A description of what the eye should be scanning for when a real COA is in front of it.

• Top of page 1. Laboratory letterhead with the lab's designed logo, a physical address that resolves on a map, a main phone line, a general email, and the accreditation number displayed as a block with the accrediting body's name (e.g., "ISO/IEC 17025:2017 accredited by A2LA, Cert. No. XXXX.XX").
• Report header block. Certificate number, report date, sample-receipt date, client name, client sample identification, and the lab's internal sample ID — distinct from the client's batch number so the lab can track the sample independently of the client's labeling.
• Sample and method table. One row per assay run.
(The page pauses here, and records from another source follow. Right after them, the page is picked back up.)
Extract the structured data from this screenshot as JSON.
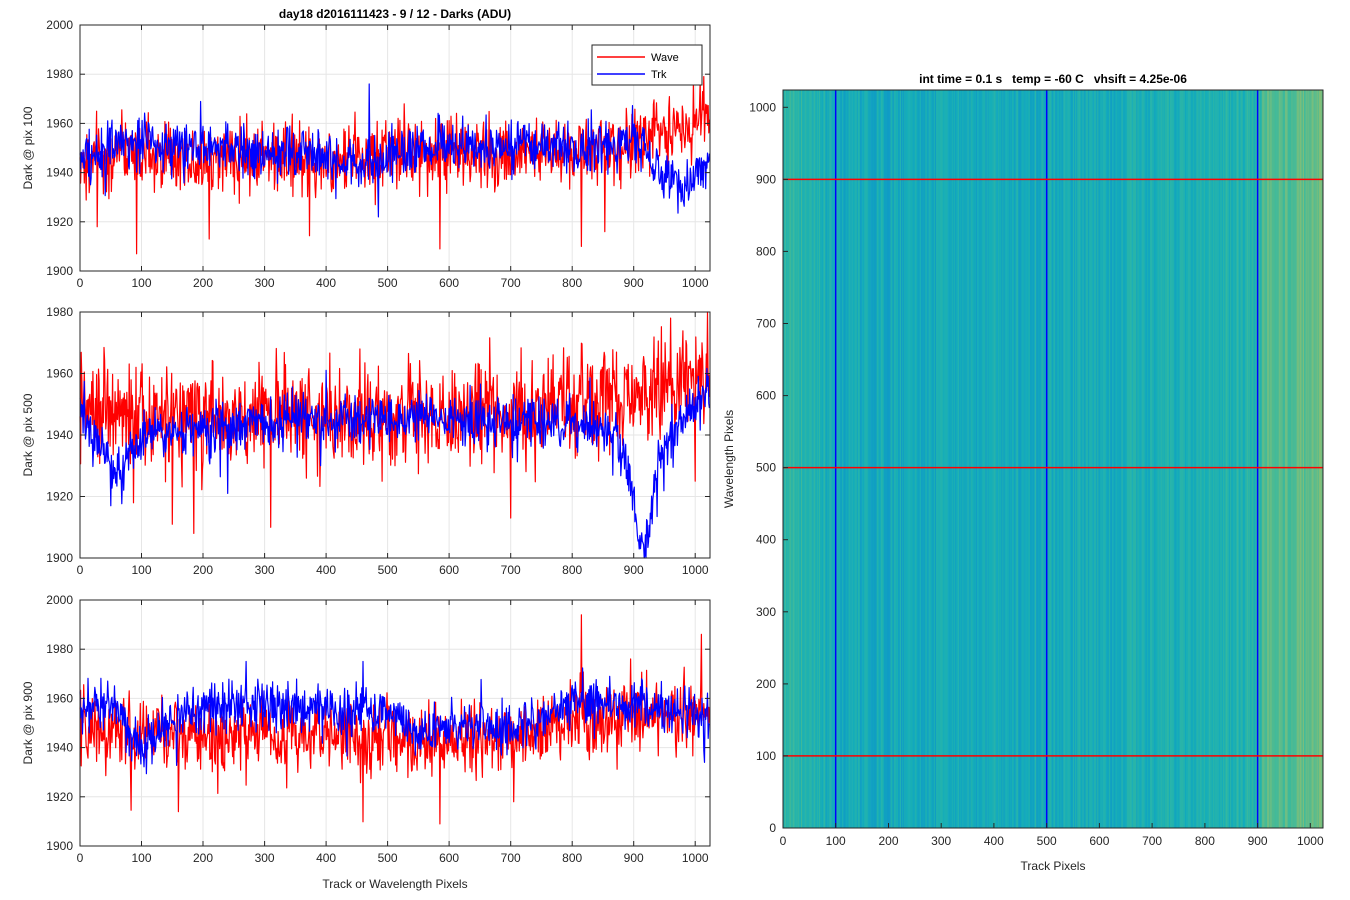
{
  "figure": {
    "title": "day18 d2016111423 - 9 / 12 - Darks (ADU)",
    "shared_xlabel": "Track or Wavelength Pixels"
  },
  "chart_data": [
    {
      "type": "line",
      "title": "day18 d2016111423 - 9 / 12 - Darks (ADU)",
      "xlabel": "",
      "ylabel": "Dark @ pix 100",
      "xlim": [
        0,
        1024
      ],
      "ylim": [
        1900,
        2000
      ],
      "xticks": [
        0,
        100,
        200,
        300,
        400,
        500,
        600,
        700,
        800,
        900,
        1000
      ],
      "yticks": [
        1900,
        1920,
        1940,
        1960,
        1980,
        2000
      ],
      "grid": true,
      "legend": {
        "location": "top-right",
        "entries": [
          "Wave",
          "Trk"
        ]
      },
      "series": [
        {
          "name": "Wave",
          "color": "#ff0000",
          "n_points": 1024,
          "profile_x": [
            0,
            100,
            200,
            300,
            400,
            500,
            600,
            700,
            800,
            900,
            1000,
            1024
          ],
          "profile_mean": [
            1946,
            1948,
            1946,
            1947,
            1946,
            1947,
            1948,
            1948,
            1950,
            1952,
            1960,
            1962
          ],
          "noise_sd": 7,
          "spikes": [
            [
              92,
              1907
            ],
            [
              210,
              1913
            ],
            [
              585,
              1909
            ],
            [
              815,
              1910
            ],
            [
              853,
              1916
            ],
            [
              1008,
              1978
            ]
          ]
        },
        {
          "name": "Trk",
          "color": "#0000ff",
          "n_points": 1024,
          "profile_x": [
            0,
            100,
            200,
            300,
            400,
            450,
            500,
            600,
            700,
            800,
            900,
            960,
            1000,
            1024
          ],
          "profile_mean": [
            1946,
            1953,
            1950,
            1948,
            1947,
            1940,
            1948,
            1950,
            1951,
            1949,
            1953,
            1936,
            1938,
            1945
          ],
          "noise_sd": 5,
          "spikes": [
            [
              470,
              1976
            ],
            [
              485,
              1922
            ],
            [
              980,
              1929
            ]
          ]
        }
      ]
    },
    {
      "type": "line",
      "title": "",
      "xlabel": "",
      "ylabel": "Dark @ pix 500",
      "xlim": [
        0,
        1024
      ],
      "ylim": [
        1900,
        1980
      ],
      "xticks": [
        0,
        100,
        200,
        300,
        400,
        500,
        600,
        700,
        800,
        900,
        1000
      ],
      "yticks": [
        1900,
        1920,
        1940,
        1960,
        1980
      ],
      "grid": true,
      "series": [
        {
          "name": "Wave",
          "color": "#ff0000",
          "n_points": 1024,
          "profile_x": [
            0,
            100,
            200,
            300,
            400,
            500,
            600,
            700,
            800,
            900,
            1000,
            1024
          ],
          "profile_mean": [
            1948,
            1947,
            1945,
            1946,
            1947,
            1947,
            1947,
            1948,
            1950,
            1953,
            1957,
            1959
          ],
          "noise_sd": 8,
          "spikes": [
            [
              150,
              1911
            ],
            [
              185,
              1908
            ],
            [
              310,
              1910
            ],
            [
              700,
              1913
            ],
            [
              960,
              1978
            ],
            [
              1020,
              1980
            ]
          ]
        },
        {
          "name": "Trk",
          "color": "#0000ff",
          "n_points": 1024,
          "profile_x": [
            0,
            40,
            60,
            100,
            200,
            300,
            400,
            500,
            600,
            700,
            800,
            870,
            895,
            905,
            920,
            940,
            1000,
            1024
          ],
          "profile_mean": [
            1948,
            1935,
            1925,
            1940,
            1942,
            1944,
            1945,
            1946,
            1946,
            1944,
            1944,
            1940,
            1925,
            1908,
            1905,
            1932,
            1952,
            1955
          ],
          "noise_sd": 4,
          "spikes": [
            [
              50,
              1917
            ],
            [
              400,
              1961
            ],
            [
              240,
              1921
            ]
          ]
        }
      ]
    },
    {
      "type": "line",
      "title": "",
      "xlabel": "Track or Wavelength Pixels",
      "ylabel": "Dark @ pix 900",
      "xlim": [
        0,
        1024
      ],
      "ylim": [
        1900,
        2000
      ],
      "xticks": [
        0,
        100,
        200,
        300,
        400,
        500,
        600,
        700,
        800,
        900,
        1000
      ],
      "yticks": [
        1900,
        1920,
        1940,
        1960,
        1980,
        2000
      ],
      "grid": true,
      "series": [
        {
          "name": "Wave",
          "color": "#ff0000",
          "n_points": 1024,
          "profile_x": [
            0,
            100,
            200,
            300,
            400,
            500,
            600,
            700,
            800,
            900,
            1000,
            1024
          ],
          "profile_mean": [
            1947,
            1946,
            1944,
            1945,
            1944,
            1944,
            1943,
            1945,
            1951,
            1952,
            1953,
            1955
          ],
          "noise_sd": 7,
          "spikes": [
            [
              160,
              1914
            ],
            [
              585,
              1909
            ],
            [
              705,
              1918
            ],
            [
              815,
              1994
            ],
            [
              895,
              1976
            ],
            [
              1010,
              1986
            ]
          ]
        },
        {
          "name": "Trk",
          "color": "#0000ff",
          "n_points": 1024,
          "profile_x": [
            0,
            50,
            100,
            150,
            200,
            300,
            400,
            500,
            550,
            600,
            700,
            800,
            900,
            1000,
            1024
          ],
          "profile_mean": [
            1955,
            1958,
            1940,
            1952,
            1956,
            1957,
            1955,
            1955,
            1945,
            1950,
            1947,
            1958,
            1957,
            1954,
            1950
          ],
          "noise_sd": 5,
          "spikes": [
            [
              270,
              1975
            ],
            [
              460,
              1975
            ],
            [
              1015,
              1934
            ]
          ]
        }
      ]
    },
    {
      "type": "heatmap",
      "title": "int time = 0.1 s   temp = -60 C   vhsift = 4.25e-06",
      "xlabel": "Track Pixels",
      "ylabel": "Wavelength Pixels",
      "xlim": [
        0,
        1024
      ],
      "ylim": [
        0,
        1024
      ],
      "xticks": [
        0,
        100,
        200,
        300,
        400,
        500,
        600,
        700,
        800,
        900,
        1000
      ],
      "yticks": [
        0,
        100,
        200,
        300,
        400,
        500,
        600,
        700,
        800,
        900,
        1000
      ],
      "colormap": "parula",
      "columns": 512,
      "column_profile_x": [
        0,
        50,
        100,
        200,
        300,
        400,
        500,
        600,
        700,
        800,
        900,
        910,
        960,
        1024
      ],
      "column_profile_level": [
        0.55,
        0.5,
        0.46,
        0.44,
        0.44,
        0.45,
        0.46,
        0.46,
        0.47,
        0.48,
        0.5,
        0.6,
        0.62,
        0.64
      ],
      "column_noise": 0.06,
      "vertical_markers": {
        "color": "#0000ff",
        "x": [
          100,
          500,
          900
        ]
      },
      "horizontal_markers": {
        "color": "#ff0000",
        "y": [
          100,
          500,
          900
        ]
      }
    }
  ]
}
Each row names the parameter tested (e.g., "Purity, RP-HPLC-UV, 214 nm"), the method SOP number, the instrument identifier, the reference standard and its lot, the result, the acceptance limit, and pass/fail.
• Results narrative. One to three paragraphs in plain language stating what was received, what was tested, and what the result was. No marketing language.
• Analyst and QA sign-off. Printed name and signature of the analyst; printed name and signature of the QA approver; date of release. A wet or digital signature tied to a specific human, not a rubber-stamped "Lab Director."
• Appendix — the actual data. The HPLC chromatogram with time axis in minutes, absorbance axis labeled with the detection wavelength, retention times called out on the main peak, and impurity peaks numbered with their percent-area values. The LC-MS total ion chromatogram and the deconvoluted mass spectrum showing the observed monoisotopic mass versus the theoretical value for the peptide sequence. Endotoxin results reported in EU/mg with the LAL method (gel-clot, kinetic turbidimetric, or chromogenic) identified. Each page of the appendix carries the certificate number at the top so pages cannot be swapped between reports.

That is a real COA. If the document you are reading has a logo, a single purity number, and a signature that does not appear anywhere else on the internet, you are looking at something else — usually a marketing artifact dressed up to look like a lab report.